How to avoid this: Document every visit to the job site with dates, times, and a description of the work performed. When calculating your last furnishing date, be conservative -- use the earliest reasonable date, not the latest one you can argue for.
Mistake #4: Filing in the Wrong County or with Wrong Information
You have tracked your deadlines perfectly, prepared your lien document, and filed it on time. But you filed it in the wrong county. Or the legal description of the property is incorrect. Or the property owner's name is misspelled. Any of these errors can invalidate your lien.
Common information errors include:
- Wrong county. If the property straddles a county line, or if the mailing address suggests a different county than where the property is actually located, you need to verify the correct county for recording.
- Incorrect legal description. The property's legal description (lot number, block number, subdivision name) must match the county records exactly. Using the street address alone is not sufficient in most states.
- Wrong property owner name. The lien must name the actual property owner. If the property is held in an LLC or trust, listing an individual's name instead of the entity name can be grounds for invalidation.
- Incorrect lien amount. Overstating the amount owed -- whether intentionally or accidentally -- can invalidate the entire lien in some states and expose you to penalties.
How to avoid this: Verify every piece of information against county records before filing. Double-check the legal description, the owner's name as it appears on the deed, and the correct county recorder's office.
Mistake #5: Assuming You Have More Time Than You Do
This is the most dangerous mistake of all, and it comes in several forms:
"I still have a few months." Maybe you do, but deadlines pass faster than you think when you are juggling multiple projects. A deadline that seemed comfortably far away in February is suddenly next week in April.
"The GC said they would pay next month." Promises are not payments. The GC's payment timeline has no effect on your lien filing deadline. If the deadline passes while you are waiting for a check that never comes, your lien rights are gone.

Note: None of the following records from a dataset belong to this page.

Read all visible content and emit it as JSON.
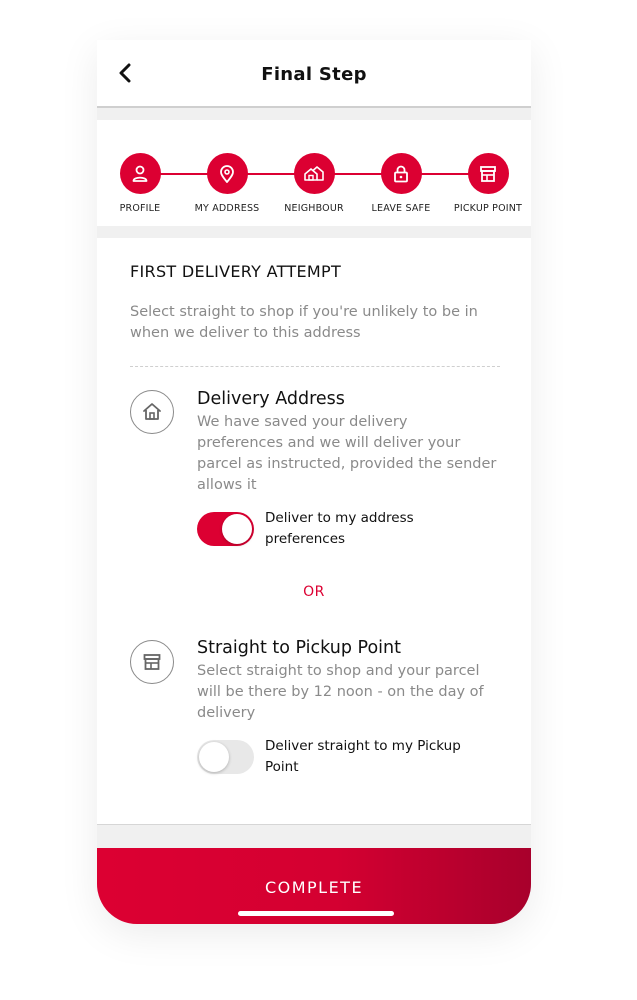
{
  "header": {
    "title": "Final Step",
    "back_icon": "chevron-left-icon"
  },
  "steps": [
    {
      "label": "PROFILE",
      "icon": "user-icon"
    },
    {
      "label": "MY ADDRESS",
      "icon": "map-pin-icon"
    },
    {
      "label": "NEIGHBOUR",
      "icon": "houses-icon"
    },
    {
      "label": "LEAVE SAFE",
      "icon": "lock-icon"
    },
    {
      "label": "PICKUP POINT",
      "icon": "shop-icon"
    }
  ],
  "section": {
    "title": "FIRST DELIVERY ATTEMPT",
    "description": "Select straight to shop if you're unlikely to be in when we deliver to this address"
  },
  "options": [
    {
      "title": "Delivery Address",
      "description": "We have saved your delivery preferences and we will deliver your parcel as instructed, provided the sender allows it",
      "toggle_label": "Deliver to my address preferences",
      "toggle_on": true,
      "icon": "home-icon"
    },
    {
      "title": "Straight to Pickup Point",
      "description": "Select straight to shop and your parcel will be there by 12 noon - on the day of delivery",
      "toggle_label": "Deliver straight to my Pickup Point",
      "toggle_on": false,
      "icon": "shop-icon"
    }
  ],
  "or_label": "OR",
  "complete_label": "COMPLETE",
  "colors": {
    "accent": "#dc0032",
    "muted_text": "#8a8a8a"
  }
}
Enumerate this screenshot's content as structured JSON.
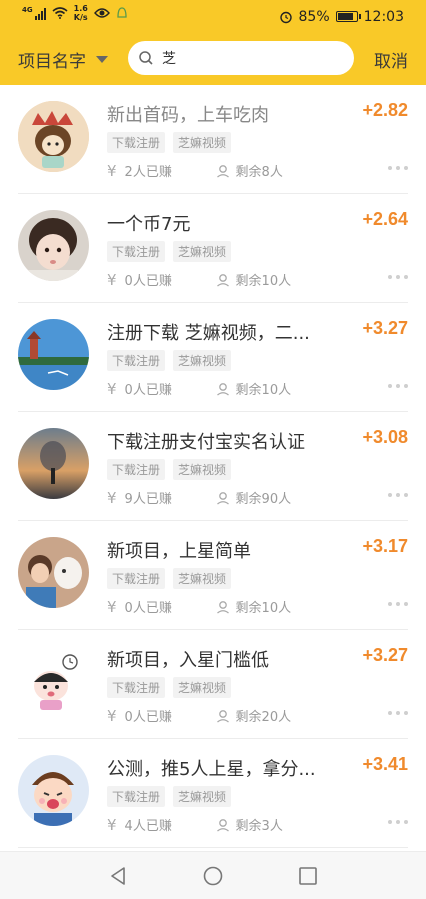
{
  "status_bar": {
    "signal": "4G",
    "net_speed": "1.6",
    "net_unit": "K/s",
    "battery": "85%",
    "time": "12:03"
  },
  "header": {
    "project_select": "项目名字",
    "search_value": "芝",
    "cancel_label": "取消"
  },
  "items": [
    {
      "title": "新出首码，上车吃肉",
      "price": "+2.82",
      "tags": [
        "下载注册",
        "芝嫲视频"
      ],
      "earned": "2人已赚",
      "remaining": "剩余8人"
    },
    {
      "title": "一个币7元",
      "price": "+2.64",
      "tags": [
        "下载注册",
        "芝嫲视频"
      ],
      "earned": "0人已赚",
      "remaining": "剩余10人"
    },
    {
      "title": "注册下载 芝嫲视频，二...",
      "price": "+3.27",
      "tags": [
        "下载注册",
        "芝嫲视频"
      ],
      "earned": "0人已赚",
      "remaining": "剩余10人"
    },
    {
      "title": "下载注册支付宝实名认证",
      "price": "+3.08",
      "tags": [
        "下载注册",
        "芝嫲视频"
      ],
      "earned": "9人已赚",
      "remaining": "剩余90人"
    },
    {
      "title": "新项目，上星简单",
      "price": "+3.17",
      "tags": [
        "下载注册",
        "芝嫲视频"
      ],
      "earned": "0人已赚",
      "remaining": "剩余10人"
    },
    {
      "title": "新项目，入星门槛低",
      "price": "+3.27",
      "tags": [
        "下载注册",
        "芝嫲视频"
      ],
      "earned": "0人已赚",
      "remaining": "剩余20人"
    },
    {
      "title": "公测，推5人上星，拿分...",
      "price": "+3.41",
      "tags": [
        "下载注册",
        "芝嫲视频"
      ],
      "earned": "4人已赚",
      "remaining": "剩余3人"
    }
  ],
  "colors": {
    "brand": "#f9c928",
    "price": "#f08a2c"
  },
  "icons": {
    "currency": "yen-icon",
    "person": "person-icon",
    "more": "more-dots-icon"
  }
}
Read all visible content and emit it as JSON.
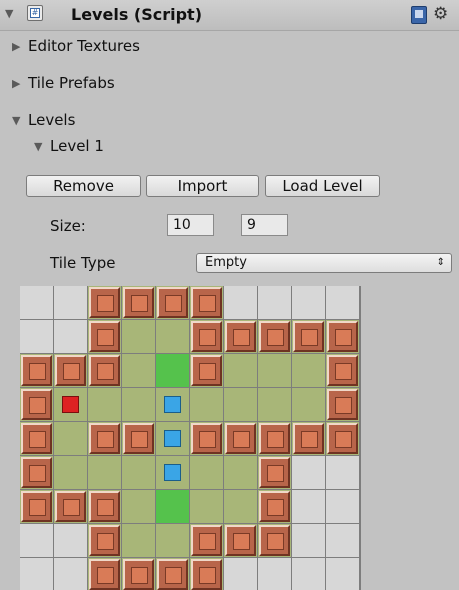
{
  "header": {
    "title": "Levels (Script)",
    "icons": [
      "foldout-arrow",
      "script-checkbox",
      "help-book-icon",
      "gear-icon"
    ]
  },
  "sections": {
    "editor_textures": "Editor Textures",
    "tile_prefabs": "Tile Prefabs",
    "levels": "Levels",
    "level1": "Level 1"
  },
  "buttons": {
    "remove": "Remove",
    "import": "Import",
    "load_level": "Load Level"
  },
  "size": {
    "label": "Size:",
    "width": "10",
    "height": "9"
  },
  "tile_type": {
    "label": "Tile Type",
    "selected": "Empty",
    "arrows": "⇕"
  },
  "tile_grid": {
    "legend": {
      "E": "empty",
      "F": "floor",
      "W": "wall",
      "G": "goal",
      "P": "player",
      "B": "box"
    },
    "rows": [
      "EEWWWWEEEE",
      "EEWFFWWWWW",
      "WWWFGWFFFW",
      "WPFFBFFFFW",
      "WFWWBWWWWW",
      "WFFFBFFWEE",
      "WWWFGFFWEE",
      "EEWFFWWWEE",
      "EEWWWWEEEE"
    ]
  },
  "colors": {
    "panel_bg": "#c2c2c2",
    "floor": "#a8b678",
    "goal": "#55c24c",
    "wall": "#b8654a",
    "player": "#dd2222",
    "box": "#3aa5e6"
  }
}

"My lawyer will handle it." Attorneys are busy. If you call a construction attorney two days before your deadline, there may not be enough time to prepare and file the lien properly. Most attorneys need at least a week, ideally two, to verify information and prepare the filing.
"I can always extend the deadline." In virtually no state can you extend a mechanics lien filing deadline. The deadline is set by statute, and no court order, agreement between the parties, or extenuating circumstance will change it.
How to avoid this: Build a 30-day buffer into every deadline. If your state gives you 90 days to file, treat your internal deadline as 60 days. This buffer gives you time to gather information, prepare documents, and handle unexpected delays without risking your lien rights.
The Cost of Getting It Wrong
Let us put real numbers on these mistakes. According to industry surveys, the average unpaid invoice in construction ranges from $20,000 to $80,000, with some subcontractors reporting six-figure losses on a single project. When your lien rights expire, your options shrink dramatically:
- Lawsuit without a lien: You can still sue for breach of contract, but you lose the secured claim against the property. If the debtor is insolvent, you may collect nothing.
- Collection agencies: These typically recover 30 to 50 cents on the dollar, if anything, and the process takes months or years.
- Write-off: Many contractors simply write off the loss because pursuing it without lien rights is not worth the legal fees.
A mechanics lien, by contrast, frequently results in full or near-full payment because it creates an immediate, tangible problem that the property owner must resolve.